As we achieve our shorter-term goals, we should celebrate these wins and reward ourselves. The science tells us that these short-term wins provide much more motivational impetus than rewards on a distant horizon.

#6: In the face of setbacks, stick at it

Habits aren’t formed in a day. On average, research suggests it takes 66 days before a new behaviour becomes automatic. But that isn’t license to relax once you get to 66 days. How long it takes to form a new habit can vary considerably depending on the context, taking anywhere between 18 to 254 days according to the same research.

Charles Duhigg provides an excellent perspective on changing habits in his book, The Power of Habit (UK, US). In short, he suggests habit change requires us to change one part of the cue-action-reward cycle, keeping an existing cue and reward but changing the action. (I recently referred to this idea for eradicating my YouTube habit.)
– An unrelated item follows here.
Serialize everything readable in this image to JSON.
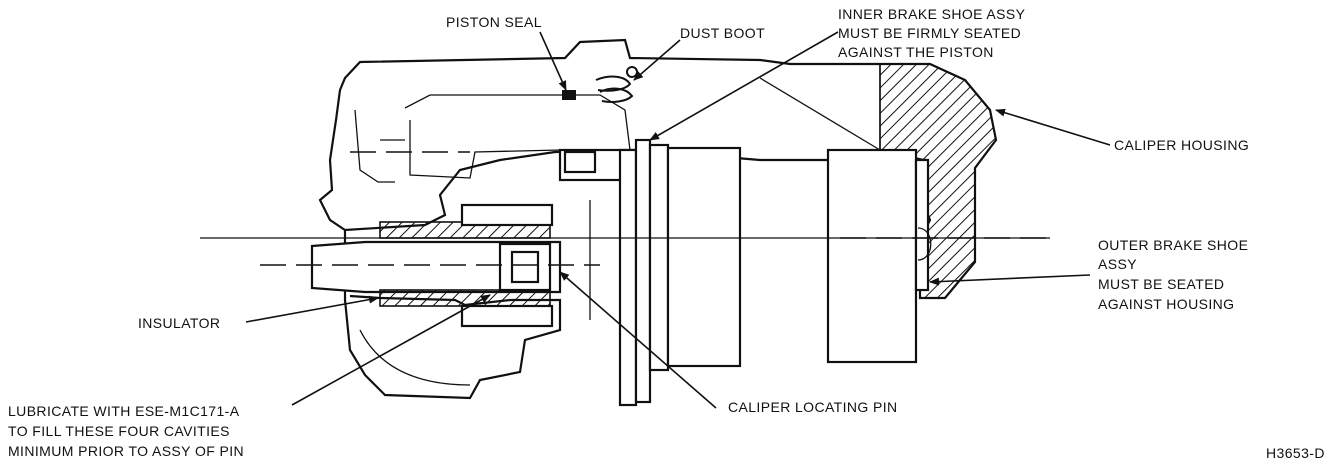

The central point here is that once you’ve started a new action, things may not go perfectly. Be forgiving of yourself and kick on in the face of these setbacks. Research is even on your side, with one study showing that those who forgive themselves for setbacks stand a better chance of getting stuff done.

A 10-Step Resolutions Plan

The bottom line is that if we want to achieve our resolutions, they need to be more than a fluffy wish list on social media. We need to give them serious thought.

This year, why not do things differently? The chances are that your previous approach hasn’t worked (unless you’re in the 12%).

As you contemplate your New Year’s resolutions, do yourself a favour this year and follow this 10-step plan:

  1. Make no more than 5 SMART and stretching resolutions.
  2. Break down your resolutions into smaller, monitorable goals.
  3. Make a plan and visualise execution of those goals.
  4. Write down your resolutions.
  5. Take a picture of them beside proof of the date.
  6. Tell nobody about them.
  7. Pursue them like you only get the year once.
  8. Celebrate short-term wins.
  9. Stick at it in the face of setbacks.
  10. Publish them at the end of the New Year.

If you follow these 10 steps, you will drastically improve your odds of moving from the 88% that fail to achieve their resolutions to the 12% of achievers. Why not give it a shot?